In a talk by Kartik Sheth of Caltech here at the American Astronomical Society meeting this morning, I realised I might have to rethink. Sheth’s group used the CARMA array to look directly at one sub-mm galaxy which hadn’t been matched with a counterpart.

The CARMA mm array.

They were able to sidestep the need for radio, and go directly to Hubble data which covered the field.

The Antennae Galaxies

To their surprise, the system was much nearer than other sub-mm galaxies. The best analogue seems to be a merging system, rather like the well-known Antennae which are pictured above. Is this a one-off? Are other nearby galaxies lurking among the distant blobs SCUBA sees? We’ll need, it seems much more data before we can say for sure.

Simon is usually worth listening to, and was introduced by today’s chairman as someone who’d talked at literally every conference he can remember, so in the absence of structured writing I will try and keep you updated here.
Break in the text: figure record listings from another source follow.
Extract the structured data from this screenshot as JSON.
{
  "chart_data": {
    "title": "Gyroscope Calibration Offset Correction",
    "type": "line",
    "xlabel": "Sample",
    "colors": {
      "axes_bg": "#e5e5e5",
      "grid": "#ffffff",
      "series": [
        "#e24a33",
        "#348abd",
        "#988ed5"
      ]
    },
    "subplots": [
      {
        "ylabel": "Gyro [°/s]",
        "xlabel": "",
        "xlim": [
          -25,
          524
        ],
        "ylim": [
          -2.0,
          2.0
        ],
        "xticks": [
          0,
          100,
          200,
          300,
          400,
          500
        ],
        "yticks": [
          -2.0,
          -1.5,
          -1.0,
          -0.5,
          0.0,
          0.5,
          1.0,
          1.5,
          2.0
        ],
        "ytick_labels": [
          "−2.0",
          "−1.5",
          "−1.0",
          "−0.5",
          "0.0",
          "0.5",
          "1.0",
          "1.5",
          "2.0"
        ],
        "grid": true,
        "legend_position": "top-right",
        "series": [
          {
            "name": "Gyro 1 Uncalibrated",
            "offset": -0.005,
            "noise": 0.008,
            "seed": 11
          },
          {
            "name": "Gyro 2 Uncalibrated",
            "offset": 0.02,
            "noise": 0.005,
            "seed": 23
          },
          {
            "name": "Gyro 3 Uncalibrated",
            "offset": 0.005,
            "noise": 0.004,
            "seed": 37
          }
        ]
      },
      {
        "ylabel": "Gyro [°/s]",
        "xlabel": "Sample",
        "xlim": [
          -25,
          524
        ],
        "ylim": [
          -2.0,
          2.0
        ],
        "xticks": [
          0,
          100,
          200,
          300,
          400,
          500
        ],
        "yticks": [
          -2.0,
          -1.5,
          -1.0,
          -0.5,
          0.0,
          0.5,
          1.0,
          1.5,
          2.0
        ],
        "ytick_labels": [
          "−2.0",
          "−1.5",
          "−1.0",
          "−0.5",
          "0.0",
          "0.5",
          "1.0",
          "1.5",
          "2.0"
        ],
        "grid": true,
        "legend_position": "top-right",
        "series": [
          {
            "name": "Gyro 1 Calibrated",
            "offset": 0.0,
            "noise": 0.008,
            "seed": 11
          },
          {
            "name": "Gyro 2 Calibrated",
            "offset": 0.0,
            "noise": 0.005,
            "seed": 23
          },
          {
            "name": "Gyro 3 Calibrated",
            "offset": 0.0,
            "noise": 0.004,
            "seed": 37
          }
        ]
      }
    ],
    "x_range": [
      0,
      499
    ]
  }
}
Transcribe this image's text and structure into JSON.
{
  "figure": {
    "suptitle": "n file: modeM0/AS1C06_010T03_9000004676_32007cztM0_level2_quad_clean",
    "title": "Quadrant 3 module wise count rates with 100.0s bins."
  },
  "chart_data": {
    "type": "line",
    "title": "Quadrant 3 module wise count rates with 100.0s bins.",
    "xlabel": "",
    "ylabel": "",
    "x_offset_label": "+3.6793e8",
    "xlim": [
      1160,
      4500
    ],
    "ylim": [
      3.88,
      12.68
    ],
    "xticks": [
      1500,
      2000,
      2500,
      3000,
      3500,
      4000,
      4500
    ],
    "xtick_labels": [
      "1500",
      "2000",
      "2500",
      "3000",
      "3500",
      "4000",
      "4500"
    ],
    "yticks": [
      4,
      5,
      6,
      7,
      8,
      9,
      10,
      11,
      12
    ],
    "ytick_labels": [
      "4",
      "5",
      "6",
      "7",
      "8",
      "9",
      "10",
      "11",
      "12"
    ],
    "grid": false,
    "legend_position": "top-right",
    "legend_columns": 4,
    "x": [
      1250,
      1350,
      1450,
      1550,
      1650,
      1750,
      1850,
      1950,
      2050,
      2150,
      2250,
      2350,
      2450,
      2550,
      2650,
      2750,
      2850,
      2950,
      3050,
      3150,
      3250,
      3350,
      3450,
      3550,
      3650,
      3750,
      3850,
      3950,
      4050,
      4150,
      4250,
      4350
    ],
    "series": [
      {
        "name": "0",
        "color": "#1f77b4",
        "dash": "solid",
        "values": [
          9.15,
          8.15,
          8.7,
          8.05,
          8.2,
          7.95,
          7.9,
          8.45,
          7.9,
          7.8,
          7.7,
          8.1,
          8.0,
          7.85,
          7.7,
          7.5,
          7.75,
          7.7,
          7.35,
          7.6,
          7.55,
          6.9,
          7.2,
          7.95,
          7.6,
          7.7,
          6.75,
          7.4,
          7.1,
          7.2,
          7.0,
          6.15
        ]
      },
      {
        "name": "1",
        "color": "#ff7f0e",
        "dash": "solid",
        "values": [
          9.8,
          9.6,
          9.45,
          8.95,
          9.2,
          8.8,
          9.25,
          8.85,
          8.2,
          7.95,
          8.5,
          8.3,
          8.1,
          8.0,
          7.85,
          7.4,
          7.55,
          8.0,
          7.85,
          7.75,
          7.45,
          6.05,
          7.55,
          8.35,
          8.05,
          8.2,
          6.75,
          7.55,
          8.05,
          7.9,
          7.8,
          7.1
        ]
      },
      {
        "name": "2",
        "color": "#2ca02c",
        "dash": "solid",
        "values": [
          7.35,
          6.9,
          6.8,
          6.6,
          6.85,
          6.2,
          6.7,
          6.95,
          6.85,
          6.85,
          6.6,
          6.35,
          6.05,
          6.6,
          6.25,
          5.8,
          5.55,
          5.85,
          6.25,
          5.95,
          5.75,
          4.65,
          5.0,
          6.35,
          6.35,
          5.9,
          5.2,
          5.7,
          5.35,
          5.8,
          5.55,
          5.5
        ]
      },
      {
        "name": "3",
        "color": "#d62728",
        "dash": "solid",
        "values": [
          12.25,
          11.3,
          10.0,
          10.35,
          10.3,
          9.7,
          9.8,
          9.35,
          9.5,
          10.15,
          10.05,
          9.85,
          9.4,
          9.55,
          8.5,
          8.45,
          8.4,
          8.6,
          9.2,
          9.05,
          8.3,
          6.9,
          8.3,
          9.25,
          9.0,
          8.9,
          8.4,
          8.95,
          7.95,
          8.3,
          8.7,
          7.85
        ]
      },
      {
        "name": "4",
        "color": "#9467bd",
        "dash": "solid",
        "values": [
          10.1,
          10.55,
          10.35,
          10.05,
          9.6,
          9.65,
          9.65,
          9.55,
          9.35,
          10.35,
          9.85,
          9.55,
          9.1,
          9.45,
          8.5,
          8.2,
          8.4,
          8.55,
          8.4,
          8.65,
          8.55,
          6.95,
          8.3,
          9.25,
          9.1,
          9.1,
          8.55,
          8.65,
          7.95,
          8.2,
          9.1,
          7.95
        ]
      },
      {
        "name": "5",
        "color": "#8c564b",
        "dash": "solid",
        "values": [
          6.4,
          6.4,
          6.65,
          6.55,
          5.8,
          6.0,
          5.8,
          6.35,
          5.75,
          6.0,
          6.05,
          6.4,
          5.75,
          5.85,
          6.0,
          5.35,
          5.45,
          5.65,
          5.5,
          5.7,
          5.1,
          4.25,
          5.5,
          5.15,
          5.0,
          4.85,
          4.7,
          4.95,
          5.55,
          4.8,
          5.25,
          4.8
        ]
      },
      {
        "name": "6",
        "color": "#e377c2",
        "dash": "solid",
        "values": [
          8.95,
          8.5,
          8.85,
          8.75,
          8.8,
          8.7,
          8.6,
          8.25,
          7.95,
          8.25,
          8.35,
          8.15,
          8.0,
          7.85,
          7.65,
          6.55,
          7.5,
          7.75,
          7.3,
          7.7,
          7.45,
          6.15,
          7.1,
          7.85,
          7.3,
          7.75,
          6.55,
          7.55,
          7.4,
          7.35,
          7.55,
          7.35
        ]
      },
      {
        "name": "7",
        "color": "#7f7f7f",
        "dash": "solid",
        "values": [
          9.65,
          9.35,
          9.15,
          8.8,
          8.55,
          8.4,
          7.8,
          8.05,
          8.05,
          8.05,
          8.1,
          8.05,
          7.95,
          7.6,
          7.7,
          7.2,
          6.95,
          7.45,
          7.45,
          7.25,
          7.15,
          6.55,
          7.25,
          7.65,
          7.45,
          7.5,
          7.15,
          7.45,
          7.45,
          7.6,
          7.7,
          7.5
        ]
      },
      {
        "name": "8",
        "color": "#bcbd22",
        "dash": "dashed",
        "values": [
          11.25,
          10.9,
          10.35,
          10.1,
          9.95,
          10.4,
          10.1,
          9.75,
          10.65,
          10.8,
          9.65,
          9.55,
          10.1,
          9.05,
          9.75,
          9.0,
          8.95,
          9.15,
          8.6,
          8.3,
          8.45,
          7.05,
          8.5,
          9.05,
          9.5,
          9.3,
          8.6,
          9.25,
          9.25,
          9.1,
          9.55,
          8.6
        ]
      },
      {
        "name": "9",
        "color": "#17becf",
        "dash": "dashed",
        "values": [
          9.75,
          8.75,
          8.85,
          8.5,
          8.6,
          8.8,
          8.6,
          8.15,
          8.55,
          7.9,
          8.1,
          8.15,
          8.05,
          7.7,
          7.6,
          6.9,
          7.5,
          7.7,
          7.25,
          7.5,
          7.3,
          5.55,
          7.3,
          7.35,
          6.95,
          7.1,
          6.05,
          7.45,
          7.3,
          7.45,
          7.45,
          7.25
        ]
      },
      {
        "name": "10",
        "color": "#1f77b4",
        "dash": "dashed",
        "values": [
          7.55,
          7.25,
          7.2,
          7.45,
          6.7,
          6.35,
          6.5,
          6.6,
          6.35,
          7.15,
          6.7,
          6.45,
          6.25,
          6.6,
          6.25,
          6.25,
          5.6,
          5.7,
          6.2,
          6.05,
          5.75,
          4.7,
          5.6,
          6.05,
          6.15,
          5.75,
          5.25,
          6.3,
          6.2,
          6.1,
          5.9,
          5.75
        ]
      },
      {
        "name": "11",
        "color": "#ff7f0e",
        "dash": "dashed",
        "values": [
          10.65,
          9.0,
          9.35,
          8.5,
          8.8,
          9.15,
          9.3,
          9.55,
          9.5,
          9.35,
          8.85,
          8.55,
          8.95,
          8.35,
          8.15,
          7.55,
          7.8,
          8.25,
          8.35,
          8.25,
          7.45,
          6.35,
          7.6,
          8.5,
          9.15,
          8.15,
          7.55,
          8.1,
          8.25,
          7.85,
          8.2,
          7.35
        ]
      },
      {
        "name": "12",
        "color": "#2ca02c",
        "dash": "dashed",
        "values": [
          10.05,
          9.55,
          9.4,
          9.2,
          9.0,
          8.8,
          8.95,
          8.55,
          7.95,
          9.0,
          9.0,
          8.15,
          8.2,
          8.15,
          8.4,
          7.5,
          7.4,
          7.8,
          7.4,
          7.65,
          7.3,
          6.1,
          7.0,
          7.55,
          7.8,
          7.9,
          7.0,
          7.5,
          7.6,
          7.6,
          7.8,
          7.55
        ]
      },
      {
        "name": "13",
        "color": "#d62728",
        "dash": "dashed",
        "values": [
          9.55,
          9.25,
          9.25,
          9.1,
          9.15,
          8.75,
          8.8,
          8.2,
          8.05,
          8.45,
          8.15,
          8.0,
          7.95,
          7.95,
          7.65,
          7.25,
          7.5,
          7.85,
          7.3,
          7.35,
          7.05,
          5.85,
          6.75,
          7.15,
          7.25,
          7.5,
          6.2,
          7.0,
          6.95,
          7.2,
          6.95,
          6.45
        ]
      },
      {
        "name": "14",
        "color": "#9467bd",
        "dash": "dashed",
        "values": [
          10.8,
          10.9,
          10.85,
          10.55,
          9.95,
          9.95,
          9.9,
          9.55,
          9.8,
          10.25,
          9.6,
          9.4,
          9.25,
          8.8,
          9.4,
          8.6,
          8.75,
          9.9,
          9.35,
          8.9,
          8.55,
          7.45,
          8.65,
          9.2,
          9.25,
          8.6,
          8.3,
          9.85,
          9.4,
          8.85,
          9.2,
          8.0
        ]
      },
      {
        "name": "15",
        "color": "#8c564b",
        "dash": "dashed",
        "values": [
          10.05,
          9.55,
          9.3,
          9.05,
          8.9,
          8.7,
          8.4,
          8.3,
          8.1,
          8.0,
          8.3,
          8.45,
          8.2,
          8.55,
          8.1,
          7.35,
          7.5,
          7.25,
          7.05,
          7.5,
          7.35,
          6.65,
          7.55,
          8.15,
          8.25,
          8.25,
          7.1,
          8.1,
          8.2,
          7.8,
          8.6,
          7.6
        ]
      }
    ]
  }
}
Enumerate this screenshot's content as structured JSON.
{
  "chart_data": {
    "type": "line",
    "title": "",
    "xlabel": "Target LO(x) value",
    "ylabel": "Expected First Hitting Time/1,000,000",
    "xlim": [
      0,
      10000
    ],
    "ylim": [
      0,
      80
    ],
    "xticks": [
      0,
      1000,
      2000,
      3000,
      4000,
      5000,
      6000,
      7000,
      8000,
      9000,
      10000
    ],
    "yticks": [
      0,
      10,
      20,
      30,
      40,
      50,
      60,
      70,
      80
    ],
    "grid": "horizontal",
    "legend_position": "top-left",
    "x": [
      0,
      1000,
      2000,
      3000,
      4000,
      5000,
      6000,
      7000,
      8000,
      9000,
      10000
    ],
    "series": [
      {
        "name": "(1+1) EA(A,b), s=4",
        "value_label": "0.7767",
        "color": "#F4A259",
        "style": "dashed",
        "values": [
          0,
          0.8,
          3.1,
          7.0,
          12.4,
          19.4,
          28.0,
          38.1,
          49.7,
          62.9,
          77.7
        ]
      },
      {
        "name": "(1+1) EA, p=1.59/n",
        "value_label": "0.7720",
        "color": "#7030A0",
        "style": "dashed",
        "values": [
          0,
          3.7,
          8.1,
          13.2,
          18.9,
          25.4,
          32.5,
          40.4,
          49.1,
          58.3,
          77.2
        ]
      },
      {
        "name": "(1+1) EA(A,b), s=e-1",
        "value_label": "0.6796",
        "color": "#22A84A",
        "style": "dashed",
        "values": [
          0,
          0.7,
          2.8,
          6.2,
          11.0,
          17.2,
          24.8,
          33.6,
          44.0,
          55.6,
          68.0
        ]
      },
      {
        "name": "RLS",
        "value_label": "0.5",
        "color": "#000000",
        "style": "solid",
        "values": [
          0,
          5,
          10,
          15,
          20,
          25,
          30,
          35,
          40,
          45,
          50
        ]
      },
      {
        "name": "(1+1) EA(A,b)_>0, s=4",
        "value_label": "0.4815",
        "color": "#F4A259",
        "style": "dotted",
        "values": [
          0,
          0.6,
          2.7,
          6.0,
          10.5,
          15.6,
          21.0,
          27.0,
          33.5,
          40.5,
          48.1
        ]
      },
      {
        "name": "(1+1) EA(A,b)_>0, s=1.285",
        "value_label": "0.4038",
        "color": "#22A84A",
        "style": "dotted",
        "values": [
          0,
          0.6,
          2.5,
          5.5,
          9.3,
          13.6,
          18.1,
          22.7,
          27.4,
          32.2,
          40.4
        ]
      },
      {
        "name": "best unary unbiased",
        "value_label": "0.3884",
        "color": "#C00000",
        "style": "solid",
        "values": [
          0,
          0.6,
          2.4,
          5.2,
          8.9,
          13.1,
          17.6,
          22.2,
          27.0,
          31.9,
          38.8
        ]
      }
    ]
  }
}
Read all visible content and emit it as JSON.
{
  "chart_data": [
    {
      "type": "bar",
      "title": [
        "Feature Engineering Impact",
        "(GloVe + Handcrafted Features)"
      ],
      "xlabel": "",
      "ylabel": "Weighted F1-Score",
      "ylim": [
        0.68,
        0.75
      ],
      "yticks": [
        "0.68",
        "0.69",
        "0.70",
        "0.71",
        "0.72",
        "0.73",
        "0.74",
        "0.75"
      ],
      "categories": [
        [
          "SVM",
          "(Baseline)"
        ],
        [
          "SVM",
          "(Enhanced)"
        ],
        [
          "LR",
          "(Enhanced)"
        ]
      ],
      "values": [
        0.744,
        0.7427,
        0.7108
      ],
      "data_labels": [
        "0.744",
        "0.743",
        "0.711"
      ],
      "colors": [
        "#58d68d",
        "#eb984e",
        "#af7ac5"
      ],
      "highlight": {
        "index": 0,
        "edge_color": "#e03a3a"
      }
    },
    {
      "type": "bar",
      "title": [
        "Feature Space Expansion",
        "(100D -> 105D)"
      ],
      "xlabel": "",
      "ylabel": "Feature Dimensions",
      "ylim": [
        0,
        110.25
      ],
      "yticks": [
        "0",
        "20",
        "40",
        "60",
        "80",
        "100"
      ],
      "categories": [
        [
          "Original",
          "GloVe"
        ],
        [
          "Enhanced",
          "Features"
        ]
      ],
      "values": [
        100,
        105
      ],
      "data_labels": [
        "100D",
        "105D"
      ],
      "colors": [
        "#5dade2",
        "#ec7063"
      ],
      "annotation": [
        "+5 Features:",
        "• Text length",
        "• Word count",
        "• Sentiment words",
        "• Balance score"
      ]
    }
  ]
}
He’s started by reminding us that looking at the largest scale structures was the original primary goal of the survey. In the early 90s, as the Sloan was being designed, it was still a relatively new proposition that the structures we see all formed by gravity acting on the tiny fluctuations that we observe in the early Universe, which were themselves detected in our earliest glimpse of the Universe, the cosmic microwave background, by the COBE satellite in 1992.

9.07 : The survey has done this and more – for example, gravitational lensing was considered only to be a curiosity.

9.11 : The world changed rapidly between this point and the survey producing data. For example, astronomers studying distant supernovae realised the Universe’s expansion is speeding up, rather than slowing down. Perhaps more importantly, we were able to measure the geometry of the Universe, and discovered that it is effectively ‘flat’; this is a measure of the energy density in the Universe.

9.13 : The simulation included in the proposal turns out to be not too bad, despite the fact that they had to randomly scatter the galaxies in the absence of other information. By 1996, the resolution of the simulation was good enough to allow us to model the formation of the galaxies themselves – although as with most of these simulations we’re only talking about following the evolution of the dominant dark matter.

9.22 : Simon’s working his way through a list of (fairly technical) observations from the Sloan which compare the distribution of galaxies, and groups of galaxies with the predictions of our standard model of cosmology. Although agreement is currently good, the results are surprisingly sensitive and (at least according to Simon) offer the possibility of distinguishing between the presence of dark matter versus theories which change gravity.

9.24 : Scratch the last bit; a new paper has made him think again about truly testing dark matter.

9.25 : What about looking for the shapes of dark matter halos by fitting profiles to the observed systems? And now we’re on to looking at beautiful simulations. One simulation of the Milky Way’s dark matter has what I think is hundreds of millions of particles whose position and movement are being modelled. This being a science conference, he skipped the movie. Boo!

9.28 : The conclusions from the simulation are many and varied, but include the prediction that the dark matter in our local neighbourhood will essentially be smooth. It will actually be in streams, but there are hundreds of thousands of them and so we won’t be able to distinguish between what the models predict and a truly smooth distribution.